Europe has the second largest space budget in the world (EU, ESA and member states combined), and with the speed of innovation we are seeing in commercial space, now is a new time for the public and private sectors to cooperate, support each other’s goals, and grow the economy. The emerging commercial space sector plays a unique role in driving technological advancement by accepting more risk, creating novel space architectures and focusing on commercial services utilizing an end-to-end space-to-product development. Moreover, the commercial space sector is increasingly becoming an actor in international affairs, providing policy recommendations, access to top technology and services and products to supplement public resources.

The right conditions should be created not only for the growth of European companies, but also to attract foreign companies to establish themselves and scale up in Europe. This investment in a commercial market will help the region differentiate its global posture and reinvigorate its indigenous industrial base.
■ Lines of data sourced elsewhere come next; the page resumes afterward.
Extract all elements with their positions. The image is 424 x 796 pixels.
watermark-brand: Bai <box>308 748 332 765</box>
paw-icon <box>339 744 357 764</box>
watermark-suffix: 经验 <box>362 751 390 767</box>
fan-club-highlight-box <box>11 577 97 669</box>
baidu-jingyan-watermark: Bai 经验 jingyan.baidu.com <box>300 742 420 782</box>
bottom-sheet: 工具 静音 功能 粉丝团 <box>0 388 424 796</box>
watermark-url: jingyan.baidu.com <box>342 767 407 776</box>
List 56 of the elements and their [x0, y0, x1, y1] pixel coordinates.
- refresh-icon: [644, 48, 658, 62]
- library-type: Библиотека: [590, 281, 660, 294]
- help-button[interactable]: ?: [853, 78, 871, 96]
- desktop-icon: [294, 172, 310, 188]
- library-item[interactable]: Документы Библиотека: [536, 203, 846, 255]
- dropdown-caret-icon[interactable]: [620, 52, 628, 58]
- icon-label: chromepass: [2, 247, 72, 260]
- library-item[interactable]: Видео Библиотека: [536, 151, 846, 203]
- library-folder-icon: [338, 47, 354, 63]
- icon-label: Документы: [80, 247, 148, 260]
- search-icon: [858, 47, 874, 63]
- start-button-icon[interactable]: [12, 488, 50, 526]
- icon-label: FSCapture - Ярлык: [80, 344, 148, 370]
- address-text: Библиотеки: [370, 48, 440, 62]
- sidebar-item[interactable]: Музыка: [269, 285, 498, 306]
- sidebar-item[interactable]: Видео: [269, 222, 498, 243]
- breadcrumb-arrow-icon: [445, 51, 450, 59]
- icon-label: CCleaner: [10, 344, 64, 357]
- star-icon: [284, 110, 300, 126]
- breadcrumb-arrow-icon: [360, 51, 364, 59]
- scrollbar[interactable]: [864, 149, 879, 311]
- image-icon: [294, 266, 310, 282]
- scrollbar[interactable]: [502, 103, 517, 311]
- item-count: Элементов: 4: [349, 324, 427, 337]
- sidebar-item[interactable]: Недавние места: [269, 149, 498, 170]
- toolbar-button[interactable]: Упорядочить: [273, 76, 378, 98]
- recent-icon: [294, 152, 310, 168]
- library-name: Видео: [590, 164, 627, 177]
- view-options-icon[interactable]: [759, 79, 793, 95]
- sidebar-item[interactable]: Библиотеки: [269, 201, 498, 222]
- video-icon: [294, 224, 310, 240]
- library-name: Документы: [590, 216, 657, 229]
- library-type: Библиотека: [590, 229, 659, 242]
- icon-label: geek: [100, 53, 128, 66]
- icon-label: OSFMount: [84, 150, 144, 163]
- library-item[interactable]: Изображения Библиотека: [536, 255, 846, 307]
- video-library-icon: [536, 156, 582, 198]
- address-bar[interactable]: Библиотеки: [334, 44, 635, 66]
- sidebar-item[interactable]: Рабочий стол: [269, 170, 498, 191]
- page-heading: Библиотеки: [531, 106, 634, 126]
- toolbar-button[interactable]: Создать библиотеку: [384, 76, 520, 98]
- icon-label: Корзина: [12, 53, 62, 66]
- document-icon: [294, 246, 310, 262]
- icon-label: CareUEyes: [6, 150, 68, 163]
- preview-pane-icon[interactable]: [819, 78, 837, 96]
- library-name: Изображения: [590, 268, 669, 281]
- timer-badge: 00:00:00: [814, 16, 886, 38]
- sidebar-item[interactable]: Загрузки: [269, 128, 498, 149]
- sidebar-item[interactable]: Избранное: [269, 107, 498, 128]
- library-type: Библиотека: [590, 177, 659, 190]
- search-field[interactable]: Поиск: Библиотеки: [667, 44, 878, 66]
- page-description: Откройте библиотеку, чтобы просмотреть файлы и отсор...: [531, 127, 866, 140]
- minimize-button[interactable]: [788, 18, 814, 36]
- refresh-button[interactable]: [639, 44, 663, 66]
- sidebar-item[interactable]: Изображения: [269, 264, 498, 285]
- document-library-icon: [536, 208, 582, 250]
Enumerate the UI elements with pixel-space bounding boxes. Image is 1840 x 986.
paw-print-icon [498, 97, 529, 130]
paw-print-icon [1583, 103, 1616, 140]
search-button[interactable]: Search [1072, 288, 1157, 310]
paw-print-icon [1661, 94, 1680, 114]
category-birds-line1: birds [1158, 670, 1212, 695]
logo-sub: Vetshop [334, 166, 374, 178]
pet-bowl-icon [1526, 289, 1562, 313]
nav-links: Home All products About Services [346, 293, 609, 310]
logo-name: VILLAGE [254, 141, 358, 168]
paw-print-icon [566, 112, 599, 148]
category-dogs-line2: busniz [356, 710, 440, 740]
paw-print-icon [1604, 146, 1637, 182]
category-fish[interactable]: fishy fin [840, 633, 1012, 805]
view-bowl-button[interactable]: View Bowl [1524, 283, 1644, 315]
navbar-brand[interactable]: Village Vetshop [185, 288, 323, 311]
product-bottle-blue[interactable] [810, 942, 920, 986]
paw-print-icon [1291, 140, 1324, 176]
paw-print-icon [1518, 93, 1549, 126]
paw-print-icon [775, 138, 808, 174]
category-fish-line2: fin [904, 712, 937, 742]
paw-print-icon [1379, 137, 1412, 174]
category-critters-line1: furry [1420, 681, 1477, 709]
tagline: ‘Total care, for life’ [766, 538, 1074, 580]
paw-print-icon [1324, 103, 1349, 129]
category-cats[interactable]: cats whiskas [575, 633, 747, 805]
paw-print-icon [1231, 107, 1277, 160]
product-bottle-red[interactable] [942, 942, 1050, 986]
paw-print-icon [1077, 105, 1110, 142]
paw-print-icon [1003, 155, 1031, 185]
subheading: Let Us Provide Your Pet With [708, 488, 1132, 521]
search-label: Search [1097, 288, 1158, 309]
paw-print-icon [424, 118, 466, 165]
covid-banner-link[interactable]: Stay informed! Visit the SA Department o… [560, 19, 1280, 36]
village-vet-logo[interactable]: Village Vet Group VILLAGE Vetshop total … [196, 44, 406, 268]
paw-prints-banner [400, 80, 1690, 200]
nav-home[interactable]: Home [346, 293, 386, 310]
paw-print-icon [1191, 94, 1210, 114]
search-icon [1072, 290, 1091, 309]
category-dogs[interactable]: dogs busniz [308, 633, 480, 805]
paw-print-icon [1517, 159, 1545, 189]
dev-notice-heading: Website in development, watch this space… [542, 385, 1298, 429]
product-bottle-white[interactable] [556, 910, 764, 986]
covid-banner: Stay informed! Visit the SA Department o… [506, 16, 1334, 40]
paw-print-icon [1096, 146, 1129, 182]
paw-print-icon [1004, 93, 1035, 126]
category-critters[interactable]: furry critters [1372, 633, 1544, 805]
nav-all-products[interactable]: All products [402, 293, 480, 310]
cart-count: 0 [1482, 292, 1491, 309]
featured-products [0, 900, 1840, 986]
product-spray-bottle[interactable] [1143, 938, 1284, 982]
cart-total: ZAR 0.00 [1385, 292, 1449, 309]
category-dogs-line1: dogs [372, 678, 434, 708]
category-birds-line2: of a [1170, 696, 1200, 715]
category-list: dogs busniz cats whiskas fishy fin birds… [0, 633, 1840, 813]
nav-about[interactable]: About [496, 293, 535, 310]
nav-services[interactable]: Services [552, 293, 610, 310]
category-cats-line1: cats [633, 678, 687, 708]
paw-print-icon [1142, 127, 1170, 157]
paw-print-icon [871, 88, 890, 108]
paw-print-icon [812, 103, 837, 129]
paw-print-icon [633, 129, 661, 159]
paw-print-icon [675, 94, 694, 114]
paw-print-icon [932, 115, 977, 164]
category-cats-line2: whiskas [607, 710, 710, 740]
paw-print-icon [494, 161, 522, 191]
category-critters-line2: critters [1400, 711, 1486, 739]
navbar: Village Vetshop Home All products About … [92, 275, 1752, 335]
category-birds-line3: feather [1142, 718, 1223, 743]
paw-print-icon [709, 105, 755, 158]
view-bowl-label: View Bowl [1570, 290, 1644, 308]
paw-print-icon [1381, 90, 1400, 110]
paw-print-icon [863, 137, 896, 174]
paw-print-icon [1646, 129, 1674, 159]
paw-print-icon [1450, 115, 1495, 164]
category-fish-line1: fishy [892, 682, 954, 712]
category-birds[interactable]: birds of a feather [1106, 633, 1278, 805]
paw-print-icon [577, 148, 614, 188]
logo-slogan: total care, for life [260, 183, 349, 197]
Europe has the policy, programs, innovators and market to become a world leader in fostering space technologies for environmental and emergency purposes. By understanding how it can shift some of its space portfolios to buy commercial, operational services, while focusing on further-out flagship scientific and exploration missions, the region will position itself as a leader in the commercial space market and kick off a golden age of European Earth observation.

 

Robbie Schingler is co-founder and chief strategy officer of Planet US and managing director of Planet EU. Agnieszka Łukaszczyk is director of EU policy at Planet.